Tiempo total ascensión: 6 horas.
Tiempo de descenso: 4 horas.
Punto de partida: Refugio de Whymper.
Acceso: Desde Riobamba se accede al principio por carretera y luego por pista, al refugio de Carrel (4800 metros). Desde aquí hay una caminata de aproximadamente 1 hora hasta el refugio de Whymper.
Datos: El Chimborazo, con sus 6310 m es la montaña más alta de Ecuador. Como la mayoría de las montañas de este país se trata de un volcán.

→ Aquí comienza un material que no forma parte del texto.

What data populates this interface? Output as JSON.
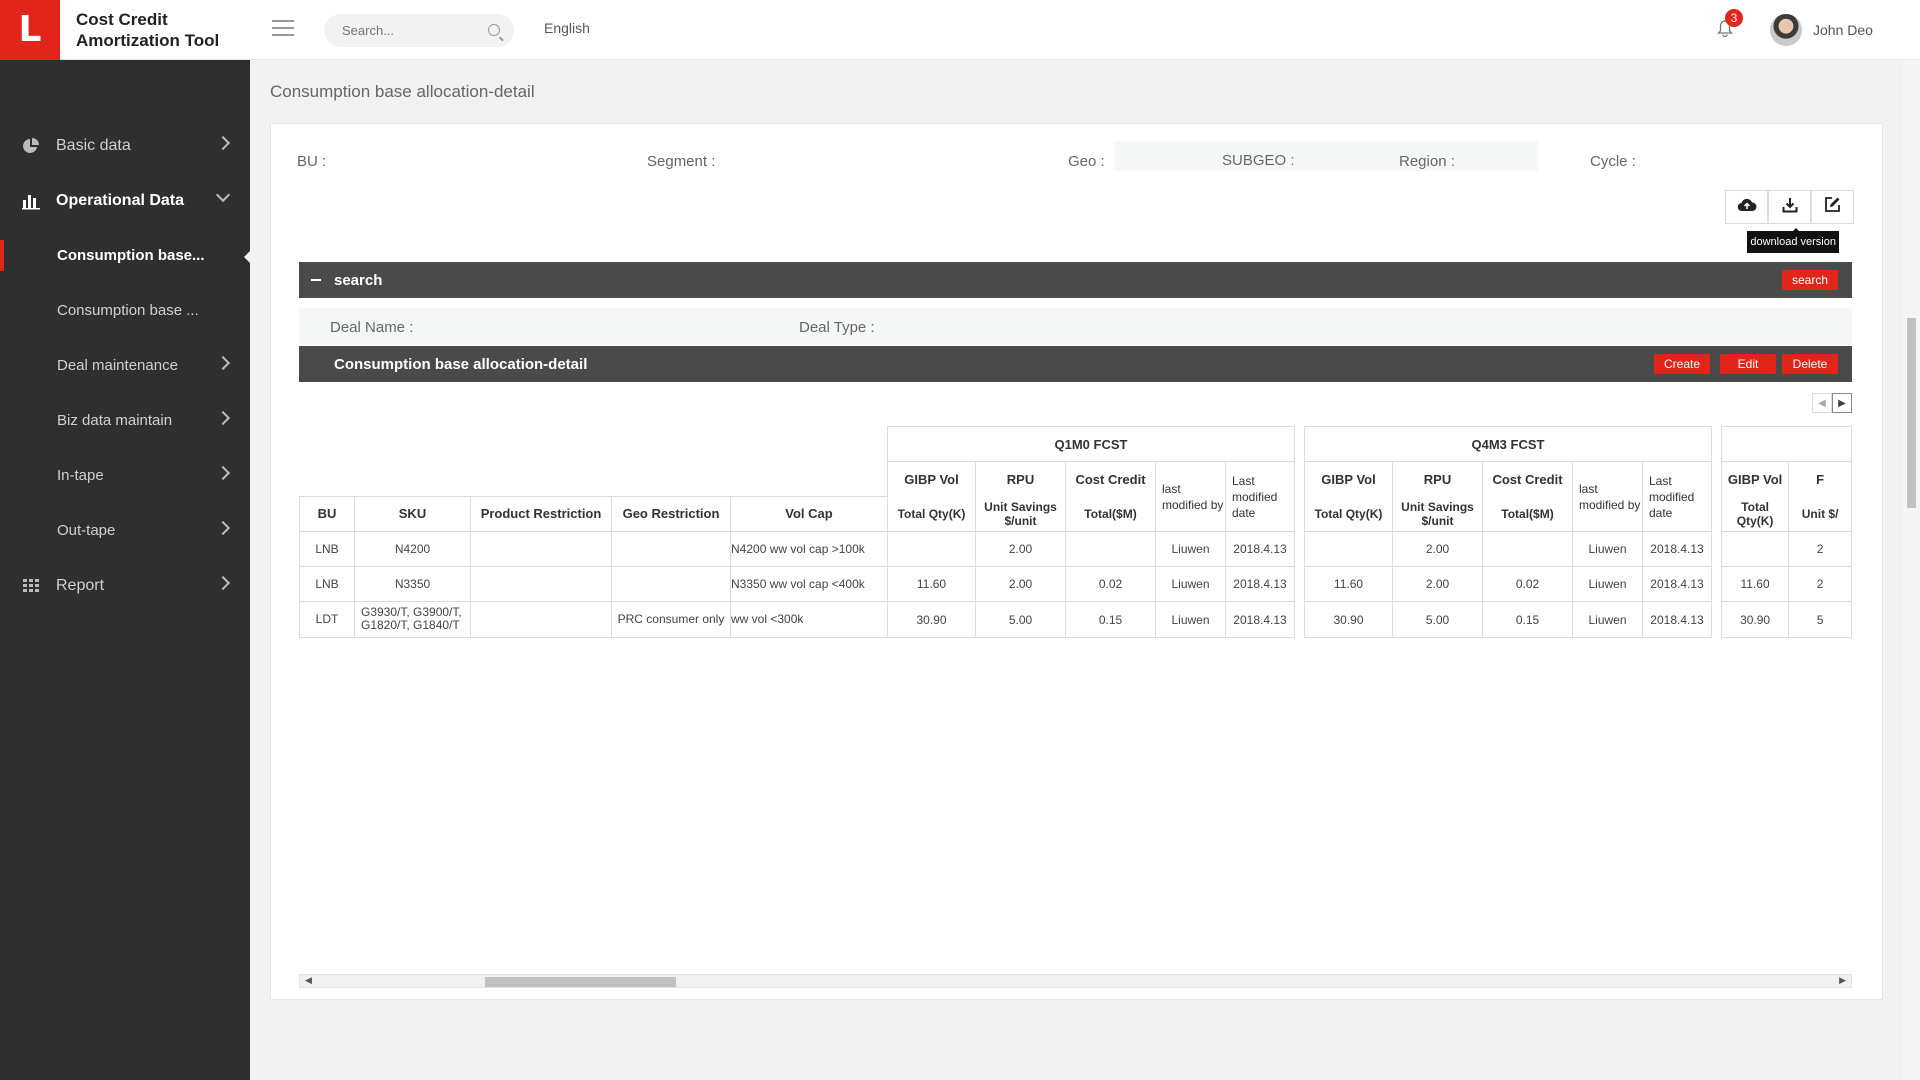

Es además la montaña más alejada del centro de la Tierra debido a que el diámetro terrestre en la latitud ecuatorial es mayor que en la latitud del Everest (aproximadamente 28º al norte).
El nombre de la montaña proviene del Quechua: Chimborazo, razo, rasu = nieve y chimbo quizás del chimbana = cruzar, puesto que tres pasos rodean la montaña. Para los indígenas locales el Chimborazo es el símbolo del Taita (padre). Hacia el comienzo del siglo diecinueve se consideraba al Chimborazo como la más alta montaña del planeta. Esta reputación llevó a muchos intentos por conquistar su cima, especialmente durante los siglos diecisiete y dieciocho. El primer hombre que llegó a la cumbre fue Edward Whymper con los hermanos Louis y Jean-Antoine Carrel en 1880. Como hubo muchas personas que dudaban de este éxito, Whymper subió otra vez, por un camino diferente el mismo año con los dos ecuatorianos David Beltran y Francisco Campaña. La mejor época para la ascensión del Chimborazo es los meses de Junio, Julio y Diciembre. Descripción: Dos días antes habíamos subido al Cotopaxi, y tras el descanso en Riobamba, nos dirigimos hacia el objetivo del viaje a Ecuador: el Chimborazo. Ya en el refugio del Cotopaxi estuvimos hablando con unos guías y nos comentaron que la ascensión estaba muy complicada. Como dato en todo el mes de Agosto sólo un canadiense había logrado coronar la cumbre. La ruta normal inviable, tenemos que buscar una alternativa mas arriesgada que la normal. O sea que salimos con las esperanzas de cumbre bastante bajas. Además viendo la ascensión que tuvimos al Cotopaxi, viento, nieve, niebla, y viendo como evoluciona el tiempo, la cosa pinta mal.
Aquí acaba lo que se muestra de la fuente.